For the third time, in two long years, a road ravaged Ford Rambler wagon grinds it’s way along highway 89, outside Prescott Arizona. It will turn right, off the highway, onto an unmarked track, before reaching the branch to Oak Creek Canyon.
Just after sunset the Ford rolls to a halt.
A lanky shadow-figure removes its’ straw hat and separates itself from the car.
Save for the hunched, blasted shed, built by the shadows own two hands, near a large boulder, there is nothing but sand, stone and tortured scrub for five miles in every direction.
Still… Abram Barlow will wait until the deep night to move the device.
It is May 8th, 1967 and in the morning Abram will vanish again beneath the smooth surface of polite society and the anonymity of the masses.
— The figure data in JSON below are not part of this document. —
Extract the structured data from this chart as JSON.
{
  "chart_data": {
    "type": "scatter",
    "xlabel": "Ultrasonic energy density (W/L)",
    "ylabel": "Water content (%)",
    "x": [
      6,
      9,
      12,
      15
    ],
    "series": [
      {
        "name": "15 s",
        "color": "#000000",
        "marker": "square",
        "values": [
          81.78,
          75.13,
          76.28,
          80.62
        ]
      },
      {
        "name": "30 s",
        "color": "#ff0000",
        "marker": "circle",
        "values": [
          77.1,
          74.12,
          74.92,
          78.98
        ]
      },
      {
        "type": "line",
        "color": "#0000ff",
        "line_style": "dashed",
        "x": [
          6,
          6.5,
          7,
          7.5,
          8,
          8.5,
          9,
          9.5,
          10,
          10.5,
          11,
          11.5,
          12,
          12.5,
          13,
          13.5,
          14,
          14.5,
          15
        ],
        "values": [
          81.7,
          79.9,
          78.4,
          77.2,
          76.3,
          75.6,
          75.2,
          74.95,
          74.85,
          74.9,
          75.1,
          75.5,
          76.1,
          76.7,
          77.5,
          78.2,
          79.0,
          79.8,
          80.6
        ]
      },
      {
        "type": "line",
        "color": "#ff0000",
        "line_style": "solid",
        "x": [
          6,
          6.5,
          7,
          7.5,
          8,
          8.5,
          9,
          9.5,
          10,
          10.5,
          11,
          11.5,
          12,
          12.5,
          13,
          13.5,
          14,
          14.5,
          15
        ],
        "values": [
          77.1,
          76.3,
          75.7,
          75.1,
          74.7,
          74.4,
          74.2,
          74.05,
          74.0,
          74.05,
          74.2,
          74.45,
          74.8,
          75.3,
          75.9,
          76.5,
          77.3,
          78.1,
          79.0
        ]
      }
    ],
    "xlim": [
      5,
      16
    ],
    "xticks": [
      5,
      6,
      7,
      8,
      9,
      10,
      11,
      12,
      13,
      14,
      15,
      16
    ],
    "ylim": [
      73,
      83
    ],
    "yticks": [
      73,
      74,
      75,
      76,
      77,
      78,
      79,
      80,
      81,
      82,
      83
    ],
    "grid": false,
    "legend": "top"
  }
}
But for the moment he is unique.
He is redeemed.
He is turning his back on wealth, on fame and on bookish immortality.
He is placing a heavy metal crate in a shallow grave.
He caresses a valve, on the side of the dark rectangle, and there’s the sound of air, like a tired sigh.
From deep within the box comes a muffled click and the desert silence resettles its’ head beneath its’ black wing.
Enshrouded and buried, the box will sleep.
Abram places a carefully rusted padlock on the door.
He cleans black-rimmed glasses on a crisp, white shirt; knocks sand from the tops of black leather shoes.
The first rumor of daylight appears above the bluffs.
Abram replaces the straw cowboy hat over his close-cropped hair.
He steps into the Rambler and into null history.